The Election is Over but Now What?

This post was authored by Douglas Weaver, MD, MACC, past president of the ACC.

This year has been a painful one for healthcare providers due to the continued atmosphere of uncertainty.  Many of us began this year working on initiatives that deal with some of the changes attendant with the Affordable Care Act – e.g. reduce unnecessary admissions and change them to observation status, decrease readmissions for patients with a recent MI or for heart failure, and putting together means to provide better continuity of care.  Before the election, it was impossible to fully engage given the polarizing rhetoric between parties.  At the present time our payment policies don’t reward either physicians or hospitals for reducing readmissions, and rather we take a hit.

However, even after the election, it still isn’t better. We are in an environment with continued partisan bickering about the legislation, lack of agreement on a common approach to sequestration, the tax cuts, unemployment benefit extension, reducing the deficit, how to pay for the SGR (and possibly with further Medicaid cuts, reduced NIH funding, loss of facility based E and M dollars, IME reductions).

After studying the issues and listening to the pundits, I have come to the following conclusions: first, our national debt is a major problem and one that needs to be fixed.  If you include the “promised entitlements” of Medicare and Social Security, it is close to 86 trillion dollars — and this number would require collecting 8 trillion dollars a year in taxes to just keep it from going higher. Congress can’t agree on ways to get a few hundred billion to balance the budget for the coming year. The total earnings of all of us filing tax returns is a little over 5 trillion dollars a year — and that is earnings not the taxes you and I currently pay.  Conclusion: we have to curb entitlements no matter what happens to taxes.

Second, people are spending less on healthcare. Visits are down, admissions are down—the cost curve has been bent already. If you count up the 50 million people in our country with no insurance, add 40 million who do, but who can’t pay their deductibles or co-pays, and the almost 55 million on Medicaid—this says that half the people in our country can’t afford our healthcare.  Conclusion: it is not about healthcare inflationary costs (these are now fixed), it is about the absolute cost.  Cost of healthcare in the U.S. is 1.5 to 2 times more expensive than elsewhere.  With peoples’ individual contributions increasing for care, they are voting with their feet and avoiding, when possible, doctor visits and procedures.

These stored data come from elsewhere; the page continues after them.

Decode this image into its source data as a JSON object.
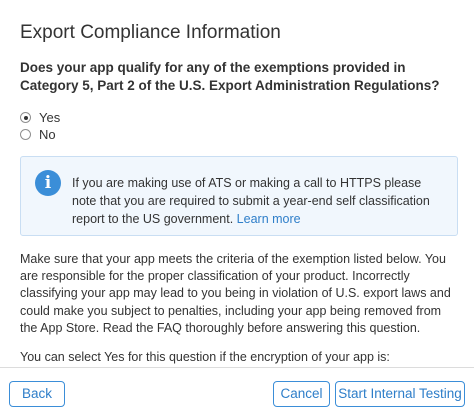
{
  "dialog": {
    "title": "Export Compliance Information",
    "question": "Does your app qualify for any of the exemptions provided in Category 5, Part 2 of the U.S. Export Administration Regulations?",
    "options": [
      {
        "label": "Yes",
        "selected": true
      },
      {
        "label": "No",
        "selected": false
      }
    ],
    "info": {
      "icon": "info-icon",
      "text": "If you are making use of ATS or making a call to HTTPS please note that you are required to submit a year-end self classification report to the US government. ",
      "link_text": "Learn more"
    },
    "paragraph": "Make sure that your app meets the criteria of the exemption listed below. You are responsible for the proper classification of your product. Incorrectly classifying your app may lead to you being in violation of U.S. export laws and could make you subject to penalties, including your app being removed from the App Store. Read the FAQ thoroughly before answering this question.",
    "paragraph2": "You can select Yes for this question if the encryption of your app is:"
  },
  "footer": {
    "back_label": "Back",
    "cancel_label": "Cancel",
    "start_label": "Start Internal Testing"
  },
  "colors": {
    "accent": "#2e7ec9",
    "info_background": "#f1f7fd",
    "info_border": "#c9def3",
    "text": "#333333"
  }
}
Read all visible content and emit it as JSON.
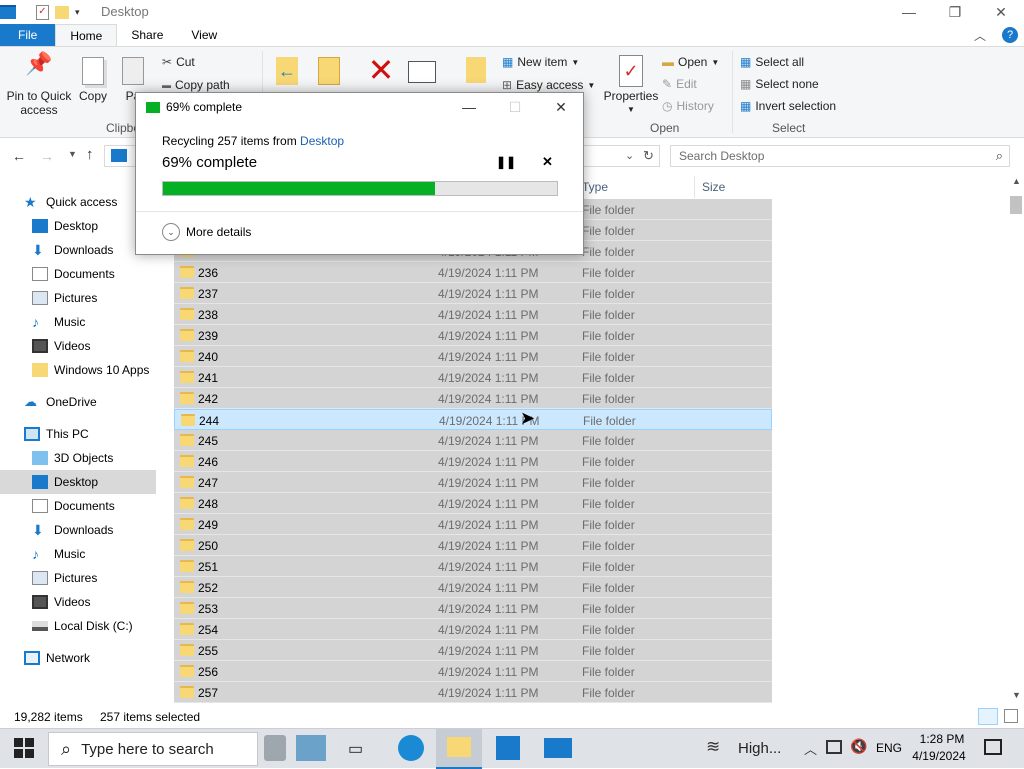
{
  "window": {
    "title": "Desktop"
  },
  "tabs": [
    "File",
    "Home",
    "Share",
    "View"
  ],
  "ribbon": {
    "pin_label": "Pin to Quick access",
    "copy_label": "Copy",
    "paste_label": "Pa",
    "cut_label": "Cut",
    "copy_path_label": "Copy path",
    "clipboard_group": "Clipbo",
    "new_item_label": "New item",
    "easy_access_label": "Easy access",
    "properties_label": "Properties",
    "open_label": "Open",
    "edit_label": "Edit",
    "history_label": "History",
    "open_group": "Open",
    "select_all_label": "Select all",
    "select_none_label": "Select none",
    "invert_selection_label": "Invert selection",
    "select_group": "Select"
  },
  "search": {
    "placeholder": "Search Desktop"
  },
  "columns": {
    "type": "Type",
    "size": "Size"
  },
  "nav": {
    "quick_access": "Quick access",
    "quick_items": [
      "Desktop",
      "Downloads",
      "Documents",
      "Pictures",
      "Music",
      "Videos",
      "Windows 10 Apps"
    ],
    "onedrive": "OneDrive",
    "this_pc": "This PC",
    "pc_items": [
      "3D Objects",
      "Desktop",
      "Documents",
      "Downloads",
      "Music",
      "Pictures",
      "Videos",
      "Local Disk (C:)"
    ],
    "network": "Network"
  },
  "rows": [
    {
      "name": "",
      "date": "",
      "type": "File folder"
    },
    {
      "name": "",
      "date": "",
      "type": "File folder"
    },
    {
      "name": "",
      "date": "4/19/2024 1:11 PM",
      "type": "File folder"
    },
    {
      "name": "236",
      "date": "4/19/2024 1:11 PM",
      "type": "File folder"
    },
    {
      "name": "237",
      "date": "4/19/2024 1:11 PM",
      "type": "File folder"
    },
    {
      "name": "238",
      "date": "4/19/2024 1:11 PM",
      "type": "File folder"
    },
    {
      "name": "239",
      "date": "4/19/2024 1:11 PM",
      "type": "File folder"
    },
    {
      "name": "240",
      "date": "4/19/2024 1:11 PM",
      "type": "File folder"
    },
    {
      "name": "241",
      "date": "4/19/2024 1:11 PM",
      "type": "File folder"
    },
    {
      "name": "242",
      "date": "4/19/2024 1:11 PM",
      "type": "File folder"
    },
    {
      "name": "244",
      "date": "4/19/2024 1:11 PM",
      "type": "File folder"
    },
    {
      "name": "245",
      "date": "4/19/2024 1:11 PM",
      "type": "File folder"
    },
    {
      "name": "246",
      "date": "4/19/2024 1:11 PM",
      "type": "File folder"
    },
    {
      "name": "247",
      "date": "4/19/2024 1:11 PM",
      "type": "File folder"
    },
    {
      "name": "248",
      "date": "4/19/2024 1:11 PM",
      "type": "File folder"
    },
    {
      "name": "249",
      "date": "4/19/2024 1:11 PM",
      "type": "File folder"
    },
    {
      "name": "250",
      "date": "4/19/2024 1:11 PM",
      "type": "File folder"
    },
    {
      "name": "251",
      "date": "4/19/2024 1:11 PM",
      "type": "File folder"
    },
    {
      "name": "252",
      "date": "4/19/2024 1:11 PM",
      "type": "File folder"
    },
    {
      "name": "253",
      "date": "4/19/2024 1:11 PM",
      "type": "File folder"
    },
    {
      "name": "254",
      "date": "4/19/2024 1:11 PM",
      "type": "File folder"
    },
    {
      "name": "255",
      "date": "4/19/2024 1:11 PM",
      "type": "File folder"
    },
    {
      "name": "256",
      "date": "4/19/2024 1:11 PM",
      "type": "File folder"
    },
    {
      "name": "257",
      "date": "4/19/2024 1:11 PM",
      "type": "File folder"
    }
  ],
  "highlighted_row": 10,
  "status": {
    "items": "19,282 items",
    "selected": "257 items selected"
  },
  "dialog": {
    "title": "69% complete",
    "recycling_prefix": "Recycling 257 items from ",
    "recycling_source": "Desktop",
    "percent_label": "69% complete",
    "progress": 0.69,
    "more_details": "More details"
  },
  "taskbar": {
    "search_placeholder": "Type here to search",
    "weather": "High...",
    "language": "ENG",
    "time": "1:28 PM",
    "date": "4/19/2024"
  },
  "colors": {
    "accent": "#1979ca",
    "progress": "#06b025",
    "selection": "#cce8ff"
  }
}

Lastly, there are some basic problems with the way we are approaching enacting “change.”  If all of our patients are going to pay more now for coverage and we are going to move to pay for quality, our patients should be getting something for this right up front—not years down the road.  Second, don’t harness the providers to the plain vanilla PQRS quality reporting measures and 18 month old administrative data to track performance. Instead, let specialty societies like the ACC, who can focus initiatives in areas where its members determine deserve improvement, and support these organizations to provide feedback and tools for improvement to their constituencies, instead of funding a larger, but less relevant reporting now done by the insurers.

We are adaptable—we can move more quickly and deliver more, but not at our own expense. We can however do so with a promised reduction in the overall cost of care and with equal or higher satisfaction from our patients.